Tuesday, January 13, 2009

Tell them what we've got, Johnny!.....

...It's a BRAND NEW CAR!

Ok, so brand new may be a stretch, but it is a new car to me. I did it. I took the plunge. I went car shopping with my dad on Saturday, December 27th and had no intention of actually buying one, but the steering is starting to feel a bit wonky on my old one, so I thought maybe it was time to at least go look. I think I smelled desperation wafting over from the car dealer as we drove through the lot. He was practically salivating at the fact that there was actually one potential customer on the lot on the Saturday after Christmas. Needless to say, I was the only one there. Later on in the day, he actually had the kahones to say that, despite what the media was saying, their business was doing really well. (Insert crickets chirping here) Sure, mister! That's why you all are condensing your business from 3 lots down to 2. It's because business is really booming! Please.


Anyway, I was fairly proud of my negotiating skills. When I bought my first car 8 years ago, I didn't do any of the negotiating. I basically let my brother and dad do all the talking and when they were finished, I asked how much I owed and where to sign. This time I had done some research (thank you, Consumer Reports) and felt better educated about what cars were out there that were well made and would fit into my price range. Besides, I didn't HAVE to buy a car and I'm pretty sure he REALLY wanted to sell one.


It was interesting to see my dad's reaction when we were talking (just the two of us away from the sales people) and I said I would consider paying $X. He said, "With tax and everything?!?!" I said, "yep!"

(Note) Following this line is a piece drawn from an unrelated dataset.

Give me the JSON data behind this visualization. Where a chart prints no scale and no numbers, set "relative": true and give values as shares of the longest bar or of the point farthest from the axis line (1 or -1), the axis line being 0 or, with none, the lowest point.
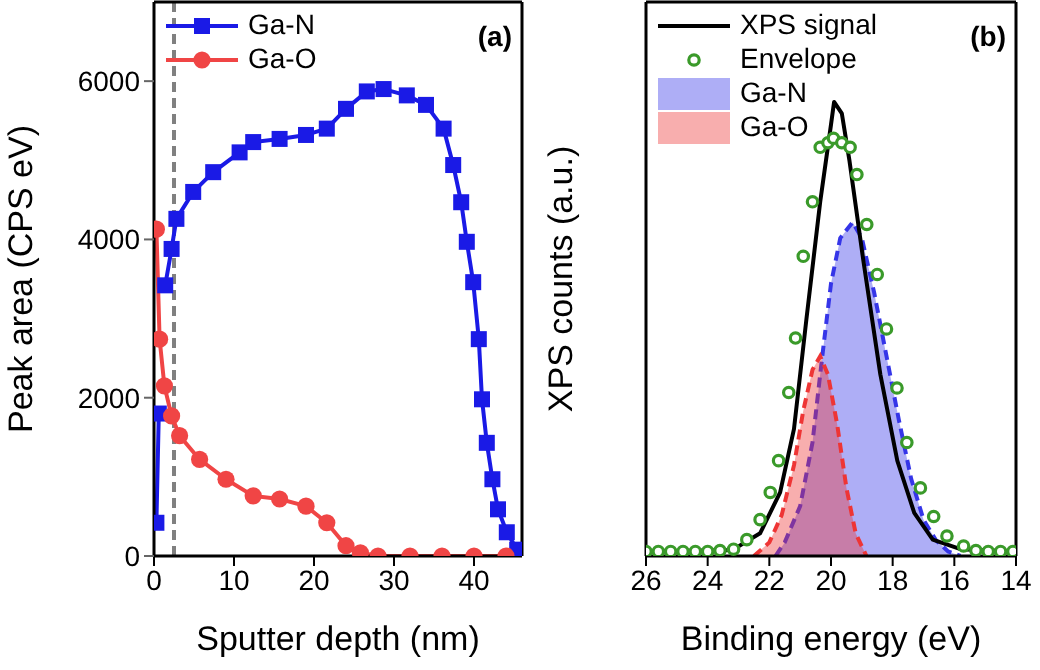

It's a unique experience to see these sorts of negotiations from the stand-point of another generation. My parents are children of people who came of age during the Depression. My dad was laid off for much of the 80's due to poor economic times. My parents have, until recently, both worked at least 2 jobs EACH. They are the kind of people that aren't going to rock the boat. When I recently told my mom that, after doing some research, I felt like I was underpaid and that I had asked for a raise, I think she was simultaneously shocked and unnerved. I've been telling her for years that she is underpaid and that her company should show that they know her value by giving her more money. She simply shrugs it off and says things like, "In this economy, I'm just happy to have a job." In this economy I'm thrilled to have a job as well, but that doesn't mean that my skills are any less valuable.

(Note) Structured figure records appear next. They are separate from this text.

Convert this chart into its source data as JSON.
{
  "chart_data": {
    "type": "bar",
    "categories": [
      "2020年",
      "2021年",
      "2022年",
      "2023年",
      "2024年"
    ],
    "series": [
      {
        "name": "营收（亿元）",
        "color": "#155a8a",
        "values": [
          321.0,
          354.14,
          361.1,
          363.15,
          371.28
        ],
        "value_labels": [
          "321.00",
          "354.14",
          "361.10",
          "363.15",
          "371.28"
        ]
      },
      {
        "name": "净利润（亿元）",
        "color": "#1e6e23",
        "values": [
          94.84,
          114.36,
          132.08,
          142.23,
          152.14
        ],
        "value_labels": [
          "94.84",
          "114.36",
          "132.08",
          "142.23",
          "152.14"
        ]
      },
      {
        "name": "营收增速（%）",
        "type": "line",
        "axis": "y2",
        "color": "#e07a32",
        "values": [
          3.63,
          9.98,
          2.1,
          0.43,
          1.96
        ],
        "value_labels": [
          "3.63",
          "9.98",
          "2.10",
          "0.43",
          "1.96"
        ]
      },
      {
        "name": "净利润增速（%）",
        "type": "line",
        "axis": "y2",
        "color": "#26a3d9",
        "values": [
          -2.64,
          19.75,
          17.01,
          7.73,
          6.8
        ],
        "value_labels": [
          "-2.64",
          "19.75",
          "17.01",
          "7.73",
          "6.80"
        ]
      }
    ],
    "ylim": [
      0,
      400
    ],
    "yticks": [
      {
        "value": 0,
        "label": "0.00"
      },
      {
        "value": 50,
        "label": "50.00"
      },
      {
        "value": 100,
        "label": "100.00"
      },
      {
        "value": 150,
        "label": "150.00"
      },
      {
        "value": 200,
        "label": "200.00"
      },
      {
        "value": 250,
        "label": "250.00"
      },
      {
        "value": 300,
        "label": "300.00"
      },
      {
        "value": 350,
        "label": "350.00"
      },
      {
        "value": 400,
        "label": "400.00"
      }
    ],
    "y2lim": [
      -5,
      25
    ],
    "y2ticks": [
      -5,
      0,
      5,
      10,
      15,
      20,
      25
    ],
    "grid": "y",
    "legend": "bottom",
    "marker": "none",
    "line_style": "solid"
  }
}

I think for my dad, these negotiations brought him that same unnerved feeling. I think he thought I was crazy basically asking for the moon. I figure, I'm gonna start with the moon, if I only get the top of Mt. Everest, that's still pretty good. After all, as I said, I didn't HAVE to buy a car.

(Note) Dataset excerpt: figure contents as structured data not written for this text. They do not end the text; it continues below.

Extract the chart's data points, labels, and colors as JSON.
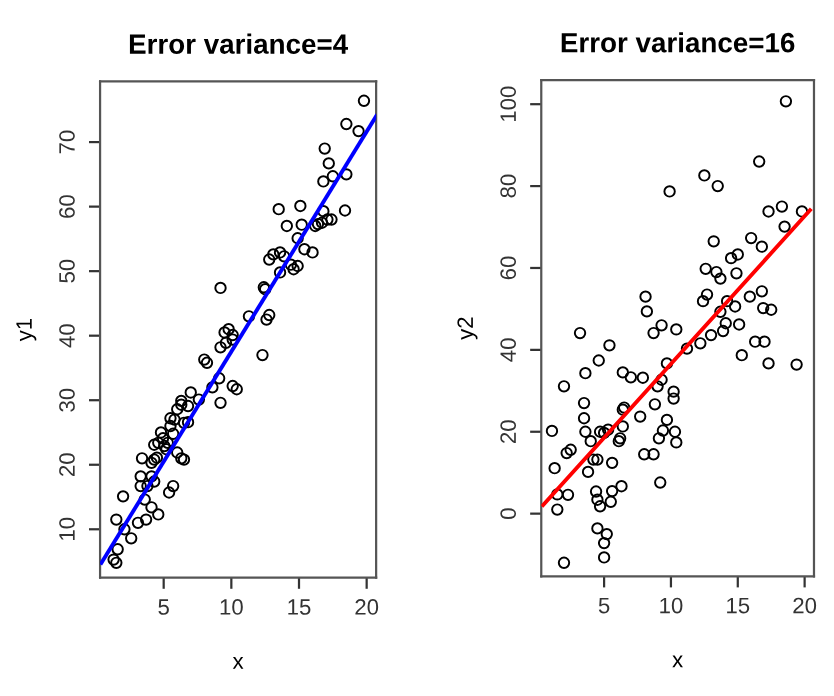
{
  "chart_data": [
    {
      "type": "scatter",
      "title": "Error variance=4",
      "xlabel": "x",
      "ylabel": "y1",
      "xlim": [
        0.3,
        20.7
      ],
      "ylim": [
        2.5,
        79.4
      ],
      "xticks": [
        5,
        10,
        15,
        20
      ],
      "yticks": [
        10,
        20,
        30,
        40,
        50,
        60,
        70
      ],
      "grid": false,
      "series": [
        {
          "marker": "circle",
          "color": "#000000",
          "x": [
            19.8,
            18.5,
            19.4,
            16.9,
            17.2,
            17.5,
            16.8,
            18.5,
            18.4,
            16.8,
            17.1,
            16.7,
            16.4,
            16.2,
            17.4,
            16.0,
            15.4,
            15.2,
            14.1,
            13.5,
            15.1,
            14.9,
            14.6,
            14.9,
            14.4,
            13.9,
            13.6,
            13.1,
            12.8,
            13.6,
            12.5,
            12.4,
            12.8,
            12.6,
            12.3,
            11.3,
            9.8,
            10.1,
            9.5,
            9.6,
            9.2,
            10.1,
            9.2,
            9.2,
            10.1,
            10.4,
            8.6,
            9.1,
            8.2,
            8.0,
            7.6,
            7.0,
            6.8,
            6.3,
            6.0,
            6.3,
            6.8,
            6.5,
            5.8,
            5.5,
            4.8,
            4.95,
            5.05,
            5.2,
            4.6,
            5.3,
            6.0,
            6.5,
            6.3,
            5.7,
            5.4,
            4.3,
            4.3,
            4.1,
            3.8,
            3.6,
            3.4,
            3.3,
            3.3,
            4.3,
            4.1,
            4.6,
            3.7,
            3.1,
            2.6,
            2.1,
            1.5,
            2.0,
            1.6,
            1.3,
            1.5,
            4.1,
            4.5,
            5.5,
            5.7
          ],
          "values": [
            76.4,
            72.8,
            71.7,
            69.0,
            66.7,
            64.7,
            63.9,
            65.0,
            59.4,
            59.3,
            58.0,
            57.5,
            57.3,
            57.0,
            58.0,
            52.9,
            53.4,
            57.2,
            57.0,
            59.6,
            60.1,
            55.1,
            50.3,
            50.8,
            51.0,
            52.3,
            52.9,
            52.6,
            51.8,
            49.8,
            47.2,
            47.5,
            43.2,
            42.5,
            37.0,
            43.0,
            41.0,
            39.4,
            40.5,
            38.9,
            38.2,
            40.1,
            47.4,
            29.6,
            32.2,
            31.7,
            32.0,
            33.4,
            35.8,
            36.3,
            30.1,
            31.2,
            29.1,
            29.3,
            28.6,
            29.9,
            26.6,
            26.5,
            27.0,
            27.2,
            25.0,
            24.1,
            22.9,
            22.4,
            23.4,
            23.4,
            21.9,
            20.8,
            21.0,
            16.7,
            15.7,
            23.1,
            20.8,
            18.2,
            16.7,
            14.6,
            21.0,
            18.2,
            16.7,
            17.4,
            13.4,
            12.3,
            11.5,
            11.0,
            8.6,
            10.0,
            11.5,
            15.1,
            6.9,
            5.3,
            4.8,
            20.3,
            21.1,
            26.0,
            24.8
          ]
        },
        {
          "type": "line",
          "color": "#0000ff",
          "line_style": "solid",
          "x": [
            0.4,
            20.7
          ],
          "values": [
            4.8,
            74.0
          ]
        }
      ]
    },
    {
      "type": "scatter",
      "title": "Error variance=16",
      "xlabel": "x",
      "ylabel": "y2",
      "xlim": [
        0.3,
        20.7
      ],
      "ylim": [
        -15.3,
        105.9
      ],
      "xticks": [
        5,
        10,
        15,
        20
      ],
      "yticks": [
        0,
        20,
        40,
        60,
        80,
        100
      ],
      "grid": false,
      "series": [
        {
          "marker": "circle",
          "color": "#000000",
          "x": [
            18.6,
            16.6,
            12.5,
            13.5,
            9.9,
            18.3,
            17.3,
            19.8,
            18.5,
            16.0,
            13.2,
            16.8,
            14.5,
            15.0,
            14.9,
            12.6,
            13.4,
            13.7,
            12.7,
            12.4,
            14.2,
            8.1,
            8.2,
            16.8,
            15.9,
            16.9,
            17.5,
            14.8,
            13.7,
            14.1,
            15.1,
            13.9,
            13.0,
            9.3,
            8.7,
            10.4,
            12.2,
            11.2,
            15.3,
            16.3,
            17.0,
            17.3,
            19.4,
            3.2,
            5.4,
            4.6,
            9.7,
            6.4,
            7.0,
            7.9,
            9.0,
            3.6,
            9.3,
            10.2,
            10.2,
            3.5,
            6.5,
            6.4,
            6.4,
            6.2,
            6.1,
            7.7,
            8.8,
            9.7,
            9.4,
            10.3,
            10.4,
            8.0,
            8.7,
            9.1,
            9.2,
            1.1,
            3.5,
            3.6,
            4.0,
            4.7,
            5.0,
            5.3,
            3.8,
            4.2,
            4.5,
            5.6,
            6.3,
            2.2,
            2.5,
            1.3,
            2.0,
            1.5,
            1.5,
            2.3,
            4.4,
            4.5,
            4.7,
            5.5,
            5.6,
            4.5,
            5.2,
            5.0,
            5.0,
            2.0
          ],
          "values": [
            100.7,
            86.0,
            82.6,
            80.0,
            78.7,
            75.0,
            73.8,
            73.8,
            70.1,
            67.3,
            66.5,
            65.2,
            62.4,
            63.3,
            58.7,
            59.8,
            59.0,
            57.4,
            53.5,
            51.9,
            51.9,
            53.0,
            49.4,
            54.3,
            53.0,
            50.2,
            49.8,
            50.6,
            49.3,
            46.5,
            46.2,
            44.6,
            43.6,
            46.0,
            44.1,
            45.0,
            41.6,
            40.3,
            38.7,
            42.0,
            42.0,
            36.7,
            36.4,
            44.1,
            41.1,
            37.4,
            36.7,
            34.5,
            33.3,
            33.2,
            31.1,
            34.3,
            32.7,
            29.8,
            28.1,
            27.0,
            25.9,
            25.4,
            21.3,
            18.4,
            17.7,
            23.7,
            26.7,
            22.9,
            20.3,
            20.0,
            17.4,
            14.5,
            14.5,
            18.4,
            7.6,
            20.2,
            23.3,
            20.0,
            17.7,
            20.0,
            19.7,
            20.5,
            10.2,
            13.2,
            13.2,
            12.4,
            6.7,
            14.8,
            15.6,
            11.1,
            31.1,
            4.7,
            1.0,
            4.6,
            5.4,
            3.4,
            1.8,
            2.9,
            5.5,
            -3.6,
            -5.0,
            -7.2,
            -10.7,
            -12.0
          ]
        },
        {
          "type": "line",
          "color": "#ff0000",
          "line_style": "solid",
          "x": [
            0.44,
            20.4
          ],
          "values": [
            2.1,
            74.1
          ]
        }
      ]
    }
  ]
}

So, I negogiated and got pretty close to what I told him I would consider (with a few perks thrown in) and when we were all done, he said, "I think you got a really good deal." While I was seeking his approval in my decision, it was nice to know I had it.


Even though I didn't expect to actually get it crossed off the list before next July, every time I fire up that remote start and hop into a warm car on a cold Indiana morning, I'm thrilled to have a new car.


.....If anyone's interested, I have a car payment due January 26th. I haven't had one in over 5 years and I'm not enjoying the prospect of having one for the next 4 years. Ugh.

1 comment:

Jill said...

Bravo on your negotiating skills! These stories encourage me to not cheap/wimp out and make a deal that won't benefit me the most.

It's funny how we're kind of taught growing up to just lie down and take things. I don't know if it's reaction from the Depression, being a Midwesterner, or being a woman, but I've experienced the same "don't rock the boat and take whatever they give you" upbringing.

When I got a full-time job out of grad school, it was at a place I'd been temping at for several months. I wasn't guaranteed a job there, so I was looking elsewhere. My boss and I had a conversation, and she told me I should be able to get at least $x. The firm came through with a job offer, but the money was less. I expressed disappointment that it was so low. They asked why, and I blurted out that the boss said I should be making $x. They had to give it to me. Maybe not the best way to negotiate, but I learned that companies will try to low-ball regular employees. A lot.